You're running Mixtral 8x7B. The name implies 56B parameters — eight experts, each a 7B model. The actual parameter count is 46.7B, because the experts share embedding layers and attention weights. But here's what matters operationally: for any given token, only two of the eight experts activate. Your per-token compute is closer to a 12.9B dense model, not 46.7B.

This is the MoE trade: you get the stored capacity of a large model with the runtime cost of a smaller one. "Mixture of Experts" sounds like an ensemble technique, but it isn't — it's a parameter efficiency strategy. The model learns to route different kinds of computation to different weight partitions, and only pays for the partition it needs at each step.

Understanding exactly how this works — and where it breaks — changes how you provision hardware, batch requests, and interpret inference benchmarks.

Why dense scaling hits a wall

The standard transformer FFN is a two-layer network applied identically to every token position:

FFN(x) = max(0, xW₁ + b₁)W₂ + b₂

Every token, every position, uses exactly the same W₁ and W₂. The model can't decide to use different parameters for code tokens versus prose tokens versus math tokens. All capacity is applied uniformly to all inputs. This is computationally clean but wasteful — a model that's excellent at code uses its "prose parameters" for code inputs whether or not they contribute anything.

Scaling a dense model means scaling W₁ and W₂. Doubling parameter count doubles compute and memory. The compute-to-capacity ratio is fixed by design.

MoE breaks that ratio. You can multiply the parameter count without multiplying the compute cost, because not all parameters are active for every token.

The routing mechanism

The foundational idea comes from Shazeer et al., 2017 — "Outrageously Large Neural Networks: The Sparsely-Gated Mixture-of-Experts Layer." The practical version used in production models is from Switch Transformers (Fedus et al., 2022) and Mixtral (Jiang et al., 2024).

In an MoE layer, the dense FFN is replaced by E expert networks — each independently parameterized — plus a router:

def moe_layer(x, experts, router):
    # x: (batch_size * seq_len, d_model)
    router_logits = router(x)  # (tokens, num_experts)

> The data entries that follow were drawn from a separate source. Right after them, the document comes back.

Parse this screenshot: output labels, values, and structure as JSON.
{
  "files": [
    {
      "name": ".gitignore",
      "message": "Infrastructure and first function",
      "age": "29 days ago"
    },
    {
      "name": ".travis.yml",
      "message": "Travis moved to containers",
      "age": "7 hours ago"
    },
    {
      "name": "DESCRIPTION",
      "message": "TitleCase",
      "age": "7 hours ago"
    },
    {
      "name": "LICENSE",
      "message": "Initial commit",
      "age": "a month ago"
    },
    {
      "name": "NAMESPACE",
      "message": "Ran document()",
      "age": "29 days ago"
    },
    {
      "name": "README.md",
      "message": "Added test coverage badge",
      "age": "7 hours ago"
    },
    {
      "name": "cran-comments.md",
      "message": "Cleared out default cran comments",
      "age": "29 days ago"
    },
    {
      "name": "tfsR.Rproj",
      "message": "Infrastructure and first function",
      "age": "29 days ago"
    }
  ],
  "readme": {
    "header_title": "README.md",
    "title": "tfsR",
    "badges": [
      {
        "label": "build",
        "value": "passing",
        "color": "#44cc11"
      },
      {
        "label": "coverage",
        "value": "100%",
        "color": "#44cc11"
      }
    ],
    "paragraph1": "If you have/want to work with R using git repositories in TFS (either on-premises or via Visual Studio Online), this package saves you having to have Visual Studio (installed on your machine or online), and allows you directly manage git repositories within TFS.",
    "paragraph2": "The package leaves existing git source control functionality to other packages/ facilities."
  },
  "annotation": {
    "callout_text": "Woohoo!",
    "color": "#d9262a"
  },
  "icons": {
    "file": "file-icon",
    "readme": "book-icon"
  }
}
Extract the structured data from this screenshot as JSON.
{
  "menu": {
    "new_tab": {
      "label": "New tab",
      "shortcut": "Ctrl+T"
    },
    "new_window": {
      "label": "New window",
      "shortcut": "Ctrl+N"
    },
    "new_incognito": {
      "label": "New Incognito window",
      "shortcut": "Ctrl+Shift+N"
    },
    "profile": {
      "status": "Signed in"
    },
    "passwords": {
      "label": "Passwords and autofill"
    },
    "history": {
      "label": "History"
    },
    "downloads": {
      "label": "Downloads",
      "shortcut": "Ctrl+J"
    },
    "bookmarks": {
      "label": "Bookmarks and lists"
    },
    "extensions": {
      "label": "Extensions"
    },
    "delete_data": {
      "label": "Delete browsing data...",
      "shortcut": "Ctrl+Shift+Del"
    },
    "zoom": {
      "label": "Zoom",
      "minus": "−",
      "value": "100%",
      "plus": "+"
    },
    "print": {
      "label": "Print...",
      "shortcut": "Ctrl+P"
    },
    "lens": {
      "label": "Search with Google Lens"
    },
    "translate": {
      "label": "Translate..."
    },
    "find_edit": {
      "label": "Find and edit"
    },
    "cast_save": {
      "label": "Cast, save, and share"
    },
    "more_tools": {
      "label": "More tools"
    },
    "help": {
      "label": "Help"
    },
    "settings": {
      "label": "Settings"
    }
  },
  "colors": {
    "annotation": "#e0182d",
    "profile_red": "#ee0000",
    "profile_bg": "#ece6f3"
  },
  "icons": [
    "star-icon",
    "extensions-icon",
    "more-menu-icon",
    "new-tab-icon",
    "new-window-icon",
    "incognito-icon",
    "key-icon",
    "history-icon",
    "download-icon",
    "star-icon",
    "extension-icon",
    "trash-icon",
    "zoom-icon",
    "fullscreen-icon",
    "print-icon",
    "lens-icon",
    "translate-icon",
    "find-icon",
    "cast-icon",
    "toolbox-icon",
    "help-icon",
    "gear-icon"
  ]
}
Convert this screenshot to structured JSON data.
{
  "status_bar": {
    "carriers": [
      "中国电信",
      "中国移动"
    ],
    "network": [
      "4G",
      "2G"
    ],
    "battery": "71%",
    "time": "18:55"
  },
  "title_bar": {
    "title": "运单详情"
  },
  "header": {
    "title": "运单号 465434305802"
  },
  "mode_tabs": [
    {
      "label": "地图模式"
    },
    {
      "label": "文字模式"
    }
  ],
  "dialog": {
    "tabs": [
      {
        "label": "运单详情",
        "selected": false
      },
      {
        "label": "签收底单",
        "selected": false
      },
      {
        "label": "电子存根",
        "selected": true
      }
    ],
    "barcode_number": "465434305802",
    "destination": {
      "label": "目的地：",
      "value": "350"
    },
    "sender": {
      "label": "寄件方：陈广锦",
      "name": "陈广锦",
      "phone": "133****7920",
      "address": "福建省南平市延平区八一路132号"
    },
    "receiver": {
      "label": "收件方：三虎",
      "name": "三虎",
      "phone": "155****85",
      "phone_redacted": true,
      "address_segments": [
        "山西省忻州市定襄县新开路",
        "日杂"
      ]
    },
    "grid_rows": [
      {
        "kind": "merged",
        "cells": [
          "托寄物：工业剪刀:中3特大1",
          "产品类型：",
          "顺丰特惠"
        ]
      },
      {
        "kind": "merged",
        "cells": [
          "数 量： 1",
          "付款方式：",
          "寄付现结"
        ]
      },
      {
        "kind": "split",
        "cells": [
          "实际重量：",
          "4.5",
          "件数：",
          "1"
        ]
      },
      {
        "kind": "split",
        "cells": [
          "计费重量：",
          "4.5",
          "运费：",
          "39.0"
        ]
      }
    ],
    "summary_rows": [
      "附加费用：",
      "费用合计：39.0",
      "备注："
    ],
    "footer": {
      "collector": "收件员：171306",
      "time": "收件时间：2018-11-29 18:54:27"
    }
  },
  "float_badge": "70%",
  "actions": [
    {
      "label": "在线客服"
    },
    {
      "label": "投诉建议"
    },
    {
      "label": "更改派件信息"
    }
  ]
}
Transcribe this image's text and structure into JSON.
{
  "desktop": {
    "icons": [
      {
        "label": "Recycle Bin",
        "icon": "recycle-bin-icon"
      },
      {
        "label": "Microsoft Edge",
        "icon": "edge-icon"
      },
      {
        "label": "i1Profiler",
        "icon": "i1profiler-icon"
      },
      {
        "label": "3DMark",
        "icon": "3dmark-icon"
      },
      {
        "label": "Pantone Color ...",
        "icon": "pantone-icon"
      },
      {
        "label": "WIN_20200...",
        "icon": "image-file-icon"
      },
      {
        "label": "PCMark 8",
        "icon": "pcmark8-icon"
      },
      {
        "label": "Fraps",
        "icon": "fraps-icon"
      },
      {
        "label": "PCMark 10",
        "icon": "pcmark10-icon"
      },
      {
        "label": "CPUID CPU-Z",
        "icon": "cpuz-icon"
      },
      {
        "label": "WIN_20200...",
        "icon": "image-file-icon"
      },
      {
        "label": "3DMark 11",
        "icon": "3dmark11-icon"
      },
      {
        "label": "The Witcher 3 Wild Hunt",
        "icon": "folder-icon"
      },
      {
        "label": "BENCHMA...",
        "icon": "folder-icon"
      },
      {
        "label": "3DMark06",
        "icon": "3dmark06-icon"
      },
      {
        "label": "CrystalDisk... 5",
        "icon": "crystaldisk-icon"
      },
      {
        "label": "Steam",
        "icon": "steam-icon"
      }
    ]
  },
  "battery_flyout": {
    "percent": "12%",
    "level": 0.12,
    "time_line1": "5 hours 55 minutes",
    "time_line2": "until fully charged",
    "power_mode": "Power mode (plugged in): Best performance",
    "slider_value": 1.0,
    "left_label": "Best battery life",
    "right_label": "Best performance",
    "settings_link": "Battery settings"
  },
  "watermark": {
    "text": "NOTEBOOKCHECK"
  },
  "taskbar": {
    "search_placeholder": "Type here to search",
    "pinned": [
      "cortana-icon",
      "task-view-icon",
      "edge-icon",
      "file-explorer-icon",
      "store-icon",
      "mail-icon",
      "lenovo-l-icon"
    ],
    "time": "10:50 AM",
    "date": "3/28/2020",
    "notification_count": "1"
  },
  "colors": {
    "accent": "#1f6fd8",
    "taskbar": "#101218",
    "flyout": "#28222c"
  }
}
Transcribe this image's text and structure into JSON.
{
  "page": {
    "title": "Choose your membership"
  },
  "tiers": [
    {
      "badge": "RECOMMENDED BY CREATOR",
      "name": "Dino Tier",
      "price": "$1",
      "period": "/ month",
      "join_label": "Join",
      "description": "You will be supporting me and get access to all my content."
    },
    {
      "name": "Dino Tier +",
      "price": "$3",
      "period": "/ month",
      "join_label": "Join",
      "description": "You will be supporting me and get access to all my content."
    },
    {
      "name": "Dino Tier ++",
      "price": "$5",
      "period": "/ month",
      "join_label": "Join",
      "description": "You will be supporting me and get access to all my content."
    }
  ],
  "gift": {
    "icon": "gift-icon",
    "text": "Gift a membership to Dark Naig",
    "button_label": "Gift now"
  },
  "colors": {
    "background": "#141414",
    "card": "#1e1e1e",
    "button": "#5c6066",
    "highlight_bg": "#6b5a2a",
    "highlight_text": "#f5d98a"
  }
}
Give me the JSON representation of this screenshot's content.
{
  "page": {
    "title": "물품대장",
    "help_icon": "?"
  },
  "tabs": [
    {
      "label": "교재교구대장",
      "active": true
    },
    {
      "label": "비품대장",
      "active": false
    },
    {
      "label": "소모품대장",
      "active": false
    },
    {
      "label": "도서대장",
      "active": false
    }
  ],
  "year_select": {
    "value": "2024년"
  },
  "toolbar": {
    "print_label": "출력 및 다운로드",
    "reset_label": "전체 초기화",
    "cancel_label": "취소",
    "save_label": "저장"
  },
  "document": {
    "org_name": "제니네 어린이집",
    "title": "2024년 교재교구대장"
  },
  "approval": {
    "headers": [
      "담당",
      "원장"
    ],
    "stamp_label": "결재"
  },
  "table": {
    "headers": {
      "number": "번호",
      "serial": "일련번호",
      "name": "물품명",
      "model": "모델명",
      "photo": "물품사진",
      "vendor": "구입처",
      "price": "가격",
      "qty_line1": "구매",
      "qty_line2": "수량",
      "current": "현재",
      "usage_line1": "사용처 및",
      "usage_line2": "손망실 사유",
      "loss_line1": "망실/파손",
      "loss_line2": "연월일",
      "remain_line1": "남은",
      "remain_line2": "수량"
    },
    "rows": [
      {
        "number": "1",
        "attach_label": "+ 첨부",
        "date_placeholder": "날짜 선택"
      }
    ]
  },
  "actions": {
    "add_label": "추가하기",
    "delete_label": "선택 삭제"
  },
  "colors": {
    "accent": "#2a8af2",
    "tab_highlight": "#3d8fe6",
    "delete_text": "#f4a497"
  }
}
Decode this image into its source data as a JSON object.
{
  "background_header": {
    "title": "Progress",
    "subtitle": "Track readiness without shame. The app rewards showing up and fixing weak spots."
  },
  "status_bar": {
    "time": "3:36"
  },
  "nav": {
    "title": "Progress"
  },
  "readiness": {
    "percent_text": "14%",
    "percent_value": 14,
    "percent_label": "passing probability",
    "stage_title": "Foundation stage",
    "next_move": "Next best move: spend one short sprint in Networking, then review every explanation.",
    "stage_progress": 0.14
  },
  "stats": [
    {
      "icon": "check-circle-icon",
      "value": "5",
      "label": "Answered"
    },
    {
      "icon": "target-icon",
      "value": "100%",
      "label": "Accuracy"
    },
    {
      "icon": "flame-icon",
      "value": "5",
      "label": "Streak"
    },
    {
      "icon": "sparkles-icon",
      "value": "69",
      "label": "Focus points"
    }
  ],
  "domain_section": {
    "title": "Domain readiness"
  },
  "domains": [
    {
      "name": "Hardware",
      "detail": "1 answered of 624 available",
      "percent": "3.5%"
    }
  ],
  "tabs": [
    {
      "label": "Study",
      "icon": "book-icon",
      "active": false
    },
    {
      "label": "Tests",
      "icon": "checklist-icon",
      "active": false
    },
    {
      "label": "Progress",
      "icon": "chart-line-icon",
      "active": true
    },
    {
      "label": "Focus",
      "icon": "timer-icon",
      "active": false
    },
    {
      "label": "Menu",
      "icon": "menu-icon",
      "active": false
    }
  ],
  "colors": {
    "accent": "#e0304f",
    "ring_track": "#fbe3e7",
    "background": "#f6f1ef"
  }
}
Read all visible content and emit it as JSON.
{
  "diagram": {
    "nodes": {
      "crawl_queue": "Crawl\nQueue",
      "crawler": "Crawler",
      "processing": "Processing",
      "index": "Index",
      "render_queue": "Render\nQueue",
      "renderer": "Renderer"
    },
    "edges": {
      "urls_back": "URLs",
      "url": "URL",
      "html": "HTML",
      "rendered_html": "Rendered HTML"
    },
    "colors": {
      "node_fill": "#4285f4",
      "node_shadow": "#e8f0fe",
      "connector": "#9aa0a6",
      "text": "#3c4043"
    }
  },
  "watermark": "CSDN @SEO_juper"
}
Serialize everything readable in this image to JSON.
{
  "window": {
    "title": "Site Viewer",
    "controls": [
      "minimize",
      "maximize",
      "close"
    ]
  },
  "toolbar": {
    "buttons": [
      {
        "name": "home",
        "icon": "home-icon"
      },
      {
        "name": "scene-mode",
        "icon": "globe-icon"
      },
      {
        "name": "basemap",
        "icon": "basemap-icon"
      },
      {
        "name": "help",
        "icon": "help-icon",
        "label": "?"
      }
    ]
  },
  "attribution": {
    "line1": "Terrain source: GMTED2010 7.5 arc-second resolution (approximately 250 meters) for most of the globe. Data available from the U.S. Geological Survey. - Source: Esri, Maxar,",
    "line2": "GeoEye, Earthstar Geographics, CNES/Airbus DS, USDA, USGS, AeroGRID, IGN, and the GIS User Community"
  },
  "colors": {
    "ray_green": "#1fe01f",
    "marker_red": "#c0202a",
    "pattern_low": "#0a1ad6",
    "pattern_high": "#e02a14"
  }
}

    # Top-K selection: activate only K experts per token
    top_k_logits, top_k_indices = torch.topk(router_logits, k=2, dim=-1)
    routing_weights = F.softmax(top_k_logits, dim=-1)  # normalize selected weights

    output = torch.zeros_like(x)
    for expert_idx, expert in enumerate(experts):
        # Tokens assigned to this expert (either slot 0 or slot 1)
        token_mask = (top_k_indices == expert_idx).any(dim=-1)
        if not token_mask.any():
            continue

        expert_out = expert(x[token_mask])

        # Each selected token may have expert_idx in slot 0 or slot 1
        for slot in range(2):
            slot_mask = token_mask & (top_k_indices[:, slot] == expert_idx)
            weight = routing_weights[slot_mask, slot]
            output[slot_mask] += weight.unsqueeze(-1) * expert_out[slot_mask[token_mask]]

    return output

The router is a linear projection from d_model to E outputs — a cheap operation relative to the expert itself. For each token, it scores all E experts and selects the top K (K=2 in Mixtral, K=1 in Switch Transformers). The selected experts process the token; the others are skipped entirely.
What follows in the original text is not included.